From Rockies to Rock Walls

I have answered the question “where’s Mr. McGovern?” several times during the last few weeks. Now that he’s been gone for a few months, the real question is: who’s replaced him? That’s where Jacon Mayer comes in. Jacon has already almost completely revamped the rock wall and it’s only been about a month. He’s transformed climbing classes: it’s now a place where students can not only climb ropes, but also boulder, as in climbing without ropes, or even set their own routes. But really, who is he? And how’d he get to Dana Hall?

Jacon, to put it in simpler terms, “saw a job ad.” And voila, here he is. He moved to Boston full time about a year and a half ago to be close to the mountains in Vermont and New Hampshire, and he has already been involved with the Wellesley High School sailing team for four years. When there came an opportunity to become a climbing instructor right here in Wellesley, he took it.

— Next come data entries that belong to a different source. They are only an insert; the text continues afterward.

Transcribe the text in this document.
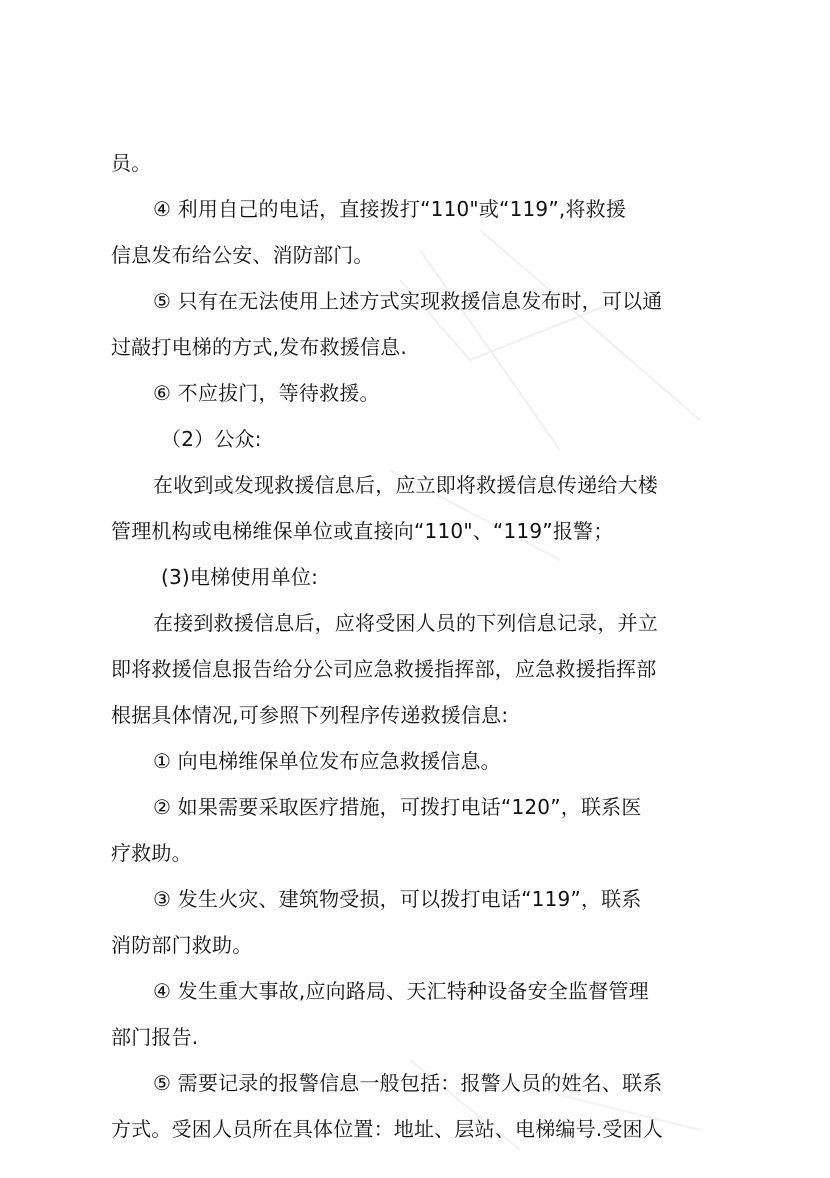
员。
④ 利用自己的电话，直接拨打“110"或“119”,将救援
信息发布给公安、消防部门。
⑤ 只有在无法使用上述方式实现救援信息发布时，可以通
过敲打电梯的方式,发布救援信息.
⑥ 不应拔门，等待救援。
（2）公众:
在收到或发现救援信息后，应立即将救援信息传递给大楼
管理机构或电梯维保单位或直接向“110"、“119”报警；
(3)电梯使用单位:
在接到救援信息后，应将受困人员的下列信息记录，并立
即将救援信息报告给分公司应急救援指挥部，应急救援指挥部
根据具体情况,可参照下列程序传递救援信息:
① 向电梯维保单位发布应急救援信息。
② 如果需要采取医疗措施，可拨打电话“120”，联系医
疗救助。
③ 发生火灾、建筑物受损，可以拨打电话“119”，联系
消防部门救助。
④ 发生重大事故,应向路局、天汇特种设备安全监督管理
部门报告.
⑤ 需要记录的报警信息一般包括：报警人员的姓名、联系
方式。受困人员所在具体位置：地址、层站、电梯编号.受困人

But how’d he get here of all places? Well, before Jacon become an assistant coach to the Wellesley sailing team, he was a professional sailor. He worked at a yacht club in New York, but began to feel like he was “helping a bunch of super rich people have fun with their toys.” So Jacon moved to Boston and became involved in work much more meaningful to him than before.

Jacon wanted to do something that allowed for him to “do some good in the world,” for his actions to have a ripple effect, and that’s how he ended up at Dana Hall and Wellesley High School. After moving to Boston, Jacon took a job at a nonprofit that allowed for him to help some inner city kids in East Boston. He didn’t feel that he needed to “save the world everyday,” but helping disadvantaged youth had a lot more appeal compared to his last job.

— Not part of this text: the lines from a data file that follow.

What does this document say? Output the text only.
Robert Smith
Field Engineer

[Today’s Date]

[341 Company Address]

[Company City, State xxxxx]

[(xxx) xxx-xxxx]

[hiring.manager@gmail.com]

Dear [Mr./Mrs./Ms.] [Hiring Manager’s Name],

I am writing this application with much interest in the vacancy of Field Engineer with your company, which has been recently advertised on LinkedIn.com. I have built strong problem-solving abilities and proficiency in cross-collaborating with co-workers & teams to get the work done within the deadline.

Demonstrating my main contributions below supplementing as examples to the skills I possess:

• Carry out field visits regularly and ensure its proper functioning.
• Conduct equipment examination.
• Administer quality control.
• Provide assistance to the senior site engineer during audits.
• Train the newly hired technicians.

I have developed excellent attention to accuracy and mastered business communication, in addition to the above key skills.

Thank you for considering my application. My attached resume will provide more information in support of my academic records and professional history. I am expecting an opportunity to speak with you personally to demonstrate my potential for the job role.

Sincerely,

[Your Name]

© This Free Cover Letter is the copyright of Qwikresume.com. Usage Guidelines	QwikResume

Jacon volunteered at the Boston Debate League and worked at a non profit sailing club, but after the sailing place closed down he decided to move on to different work.

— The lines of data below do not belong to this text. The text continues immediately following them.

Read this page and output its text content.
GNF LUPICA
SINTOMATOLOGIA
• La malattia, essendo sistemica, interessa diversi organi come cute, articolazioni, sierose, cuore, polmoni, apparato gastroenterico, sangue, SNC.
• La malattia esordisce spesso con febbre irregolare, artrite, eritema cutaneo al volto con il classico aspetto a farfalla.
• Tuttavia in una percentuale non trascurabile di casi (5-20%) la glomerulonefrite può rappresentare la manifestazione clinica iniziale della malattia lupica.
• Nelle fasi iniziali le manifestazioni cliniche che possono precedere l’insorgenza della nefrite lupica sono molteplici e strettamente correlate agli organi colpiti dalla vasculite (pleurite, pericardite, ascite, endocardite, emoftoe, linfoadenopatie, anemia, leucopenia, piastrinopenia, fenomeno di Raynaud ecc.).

Jacon felt he could create a bigger impact by working with privileged youth today by using his power as a teacher.  He explains: “I believe working with high privileged populous is actually helping influence their value structure.” What better place to do that then a private school in Wellesley?

Dana Hall is filled with privileged kids who all have the potential to create real change in this world. “We need the rich and powerful to voluntarily give up what they have,” Jacon said when explaining how current class and power structures could potentially change in a non-violent way.

Jacon does not feel like he needed to save the world every day. He does, however, believe there needs to be “a kernel of good in what [he] did.”